MINISTRO DA EDUCAÇÃO ASSINA PROTOCOLO DE FUSÃO DAS UNIVERSIDADE DE LISBOA E A UNIVERSIDADE TÉCNICA DE LISBOA

Numa cerimónia presidida pelo Ministro de Estado e das Finanças, Professor Vítor Gaspar, em representação do Senhor Primeiro-Ministro, o Ministro da Educação e Ciência, Professor Nuno Crato, em conjunto com os Reitores da Universidade de Lisboa, António Sampaio da Nóvoa, e da Universidade Técnica de Lisboa, António Cruz Serra, assinaram hoje o protocolo mediante o qual o Governo aceita a proposta de fusão das duas universidades e em que se estabelecem os passos a dar para a concretização dessa fusão.

O XIX Governo Constitucional reconhece a importância do projeto de fusão entre a UL e a UTL e assume,pelo presente instrumento, a intenção de apoiar esta iniciativa das duas universidades, no âmbito do compromisso, assumido no seu Programa, de "medidas conducentes à reorganização da rede pública de instituições de Ensino Superior".

 

 

A proposta de criação de uma nova Universidade de Lisboa, mediante a fusão das Universidades de Lisboa e Técnica de Lisboa, resulta da vontade expressa de duas instituições centenárias, e o processo traduz também as deliberações largamente consensuais dos seus órgãos representativos, tendo sido objeto de um intenso e participado debate interno e discussão pública.

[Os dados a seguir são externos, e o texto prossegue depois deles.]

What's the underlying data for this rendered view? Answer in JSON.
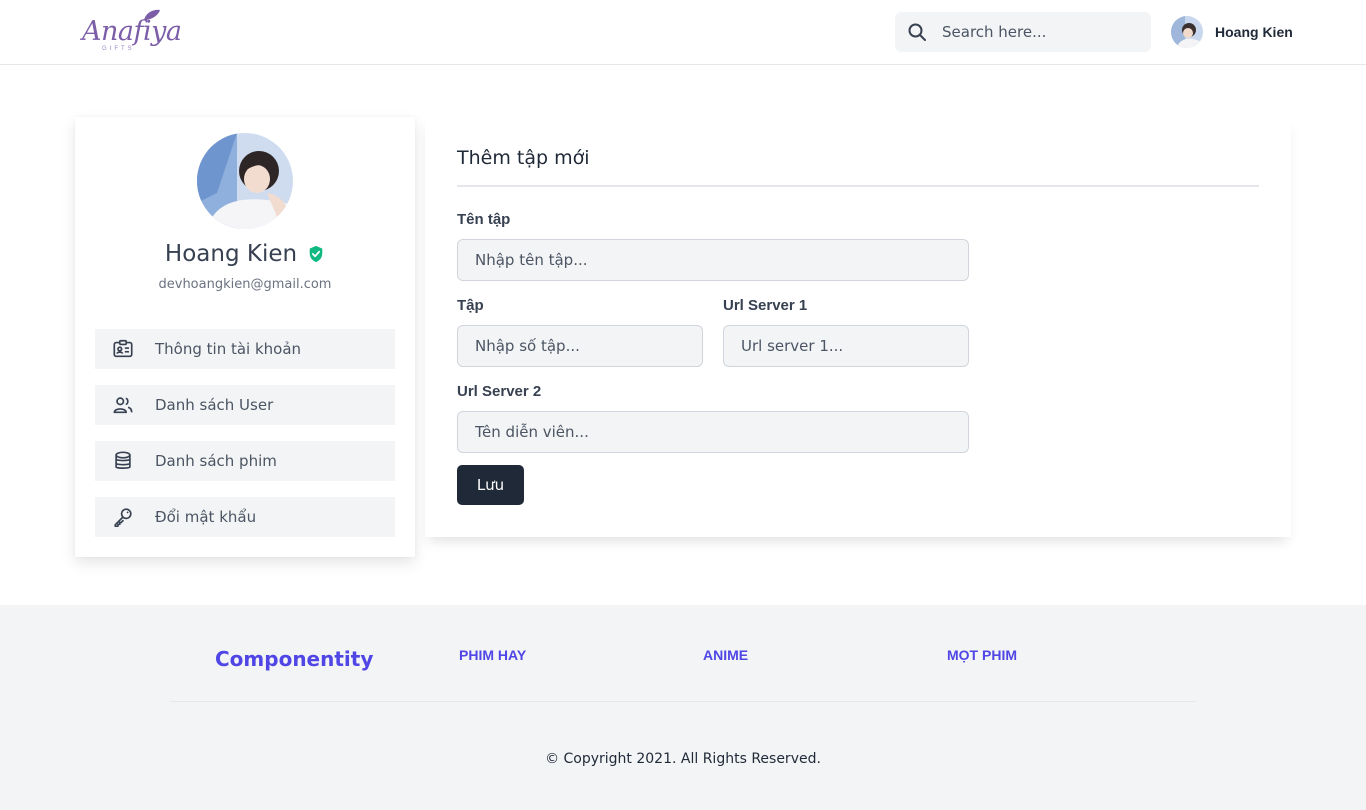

Na intervenção durante a cerimónia o Ministro da Educação e Ciência frisou que se tratou de um dia histórico que "expressa o arrojo e a generosidade das duas grandes Instituições de Ensino Superior", lembrando que tudo partiu de um sonho de dois homens, António Sampaio da Nóvoa e o então Reitor da Universidade Técnica Fernando Ramôa Ribeiro, apoiado depois pelo seu sucessor, o atual reitor António Cruz Serra.

Trata-se de um processo, frisou o Ministro Nuno Crato, em que as duas Universidades não solicitam meios financeiros adicionais ao Estado, e do qual resultará uma nova Universidade com um regime de autonomia reforçada.

O protocolo hoje assinado define o calendário de ações com vista a assegurar a concretização da fusão da UL e da UTL no quadro temporal de 2012-2013, entre as quais a aprovação do decreto-lei de fusão em Setembro de 2012 e a elaboração e aprovação dos estatutos e início do processo de eleição dos órgãos de governo da nova Universidade até Maio de 2013.

Na cerimónia estiveram também presentes o Ministro da Saúde, Doutor Paulo Macedo, e o Secretário de Estado do Ensino Superior, Professor João Queiró, juntamente com os Presidentes dos Conselhos Gerais da Universidade de Lisboa, Doutor Henrique Granadeiro, e da Universidade Técnica de Lisboa, Professor Adriano Moreira, entre outras figuras do meio académico.